Bastin also said that workplace skills training will continue in the Houston campus, noting that FoodSafe is regularly scheduled.
Bastin cautions that the NWCC needs to meet a minimum enrolment for a course to proceed.
Euverman said the challenge now lies in getting the community to support the college.
“We have to try to, as a community, work to keep the numbers increasing rather than decreasing. I understand that’s a two-way thing – there has to be more offerings to improve the numbers,” said Euverman. “From the community’s perspective, when offerings are made, then there’s enough support there to continue the programs that are offered.”
Coun. Dawn Potvin, who attended the meeting, said she has no new concerns stemming from that meeting. She previously expressed her worry at the campus closing after hearing of layoffs and the reduction of courses there.

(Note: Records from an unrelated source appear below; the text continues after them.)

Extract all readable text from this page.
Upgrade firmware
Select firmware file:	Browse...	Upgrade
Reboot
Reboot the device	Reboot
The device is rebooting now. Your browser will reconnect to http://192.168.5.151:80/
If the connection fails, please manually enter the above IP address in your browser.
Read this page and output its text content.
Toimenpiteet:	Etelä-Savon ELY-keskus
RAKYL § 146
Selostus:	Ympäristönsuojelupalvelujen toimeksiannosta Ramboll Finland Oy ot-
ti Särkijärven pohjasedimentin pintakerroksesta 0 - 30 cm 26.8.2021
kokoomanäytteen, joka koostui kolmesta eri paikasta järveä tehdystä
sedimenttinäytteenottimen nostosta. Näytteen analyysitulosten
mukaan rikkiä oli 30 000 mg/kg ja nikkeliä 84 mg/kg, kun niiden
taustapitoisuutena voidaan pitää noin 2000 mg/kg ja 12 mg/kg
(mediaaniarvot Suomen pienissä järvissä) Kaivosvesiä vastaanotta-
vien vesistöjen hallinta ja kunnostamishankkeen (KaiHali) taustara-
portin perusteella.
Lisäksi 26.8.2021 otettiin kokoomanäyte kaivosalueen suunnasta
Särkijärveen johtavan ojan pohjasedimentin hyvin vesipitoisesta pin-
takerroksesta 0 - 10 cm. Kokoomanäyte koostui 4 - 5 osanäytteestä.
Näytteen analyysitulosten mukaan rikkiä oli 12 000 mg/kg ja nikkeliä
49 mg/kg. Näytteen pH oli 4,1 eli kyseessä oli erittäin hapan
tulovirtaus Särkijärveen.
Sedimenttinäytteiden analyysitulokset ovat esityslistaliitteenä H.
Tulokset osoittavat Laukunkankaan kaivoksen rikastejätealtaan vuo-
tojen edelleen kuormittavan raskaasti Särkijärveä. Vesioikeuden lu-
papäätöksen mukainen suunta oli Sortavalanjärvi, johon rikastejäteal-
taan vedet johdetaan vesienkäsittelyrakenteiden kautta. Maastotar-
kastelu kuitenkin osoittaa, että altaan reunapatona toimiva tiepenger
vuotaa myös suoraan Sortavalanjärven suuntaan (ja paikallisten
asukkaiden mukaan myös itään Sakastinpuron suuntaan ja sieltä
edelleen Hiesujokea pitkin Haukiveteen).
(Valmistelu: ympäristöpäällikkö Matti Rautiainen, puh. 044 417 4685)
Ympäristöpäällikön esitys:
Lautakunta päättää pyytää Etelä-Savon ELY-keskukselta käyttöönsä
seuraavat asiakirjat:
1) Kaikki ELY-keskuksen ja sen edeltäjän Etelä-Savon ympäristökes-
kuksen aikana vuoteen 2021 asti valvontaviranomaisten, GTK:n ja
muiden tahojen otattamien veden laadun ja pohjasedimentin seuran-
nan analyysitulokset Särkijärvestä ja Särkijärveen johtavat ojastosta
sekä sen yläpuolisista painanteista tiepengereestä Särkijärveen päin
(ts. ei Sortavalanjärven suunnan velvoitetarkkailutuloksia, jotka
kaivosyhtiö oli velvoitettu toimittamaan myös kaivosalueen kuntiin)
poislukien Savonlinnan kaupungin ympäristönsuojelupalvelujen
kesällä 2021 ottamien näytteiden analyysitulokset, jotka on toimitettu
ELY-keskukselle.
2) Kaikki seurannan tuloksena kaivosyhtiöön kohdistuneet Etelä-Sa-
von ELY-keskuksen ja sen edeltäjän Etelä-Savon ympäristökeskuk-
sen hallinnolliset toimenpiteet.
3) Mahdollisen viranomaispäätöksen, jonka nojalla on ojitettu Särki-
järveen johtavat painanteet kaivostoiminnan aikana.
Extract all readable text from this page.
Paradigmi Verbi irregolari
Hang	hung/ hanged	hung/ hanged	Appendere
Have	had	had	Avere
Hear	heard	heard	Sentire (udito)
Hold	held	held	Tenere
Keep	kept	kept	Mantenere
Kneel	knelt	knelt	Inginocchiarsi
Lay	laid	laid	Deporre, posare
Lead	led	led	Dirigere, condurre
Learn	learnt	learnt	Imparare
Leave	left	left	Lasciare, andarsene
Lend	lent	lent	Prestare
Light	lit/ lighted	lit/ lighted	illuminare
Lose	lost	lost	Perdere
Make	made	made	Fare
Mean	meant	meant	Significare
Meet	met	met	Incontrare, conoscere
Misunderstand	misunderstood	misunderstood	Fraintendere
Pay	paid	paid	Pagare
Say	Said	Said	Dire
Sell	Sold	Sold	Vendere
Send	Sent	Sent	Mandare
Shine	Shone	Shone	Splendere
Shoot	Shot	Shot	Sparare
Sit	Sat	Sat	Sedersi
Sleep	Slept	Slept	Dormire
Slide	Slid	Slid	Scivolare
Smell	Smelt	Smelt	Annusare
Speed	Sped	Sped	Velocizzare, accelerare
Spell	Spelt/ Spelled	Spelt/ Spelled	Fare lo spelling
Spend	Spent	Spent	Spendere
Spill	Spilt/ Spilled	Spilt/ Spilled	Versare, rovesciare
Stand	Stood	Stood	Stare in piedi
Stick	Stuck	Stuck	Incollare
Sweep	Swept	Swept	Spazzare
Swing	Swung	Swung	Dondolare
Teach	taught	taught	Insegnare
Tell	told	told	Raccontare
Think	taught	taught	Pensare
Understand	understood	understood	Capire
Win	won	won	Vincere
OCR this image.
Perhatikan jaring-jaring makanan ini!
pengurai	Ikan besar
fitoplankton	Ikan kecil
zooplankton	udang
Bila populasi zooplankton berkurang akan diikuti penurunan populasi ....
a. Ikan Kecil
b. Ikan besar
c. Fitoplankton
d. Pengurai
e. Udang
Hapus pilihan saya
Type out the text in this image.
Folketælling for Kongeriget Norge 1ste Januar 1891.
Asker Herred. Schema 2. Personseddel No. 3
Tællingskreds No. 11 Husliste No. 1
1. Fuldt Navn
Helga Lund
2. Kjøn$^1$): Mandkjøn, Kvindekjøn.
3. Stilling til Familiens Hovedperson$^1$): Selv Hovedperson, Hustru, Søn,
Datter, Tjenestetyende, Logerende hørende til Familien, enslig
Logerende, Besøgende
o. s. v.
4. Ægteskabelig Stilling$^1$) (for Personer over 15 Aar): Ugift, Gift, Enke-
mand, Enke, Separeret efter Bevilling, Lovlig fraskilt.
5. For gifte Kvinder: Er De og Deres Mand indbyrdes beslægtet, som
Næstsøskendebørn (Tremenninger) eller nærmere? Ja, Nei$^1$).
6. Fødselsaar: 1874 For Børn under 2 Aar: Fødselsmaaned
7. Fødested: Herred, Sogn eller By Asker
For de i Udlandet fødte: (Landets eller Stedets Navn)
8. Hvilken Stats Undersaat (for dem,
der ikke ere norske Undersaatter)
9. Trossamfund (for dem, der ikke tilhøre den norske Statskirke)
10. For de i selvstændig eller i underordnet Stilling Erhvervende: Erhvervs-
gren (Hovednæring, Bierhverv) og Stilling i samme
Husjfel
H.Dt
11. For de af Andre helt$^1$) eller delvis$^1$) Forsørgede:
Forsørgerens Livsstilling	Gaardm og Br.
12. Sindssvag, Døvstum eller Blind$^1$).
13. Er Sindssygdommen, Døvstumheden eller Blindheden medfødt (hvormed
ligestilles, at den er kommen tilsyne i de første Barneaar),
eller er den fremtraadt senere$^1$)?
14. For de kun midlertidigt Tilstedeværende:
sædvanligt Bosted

Her tone changed this time, stating that her concerns have been discussed.
“It was very well, again, basically it was mostly about dialogue and opening communication between the Houston community and the Houston campus with a regional aspect, and we hope to see them again — once a year would be great,” she said.
Bastin also named four highlights of that meeting including the swearing in of the NWCC’s First Nations council chair, Barb McRae, as a board member.
NWCC also passed a budget for just over $300,000 to support a three-year initiative to attract international students to the region.
They have also formalized a policy that allows the NWCC to grant credits for people with work or previous learning experience.
The futures committee, which focuses on recommending initiatives to the board, also met for the first time.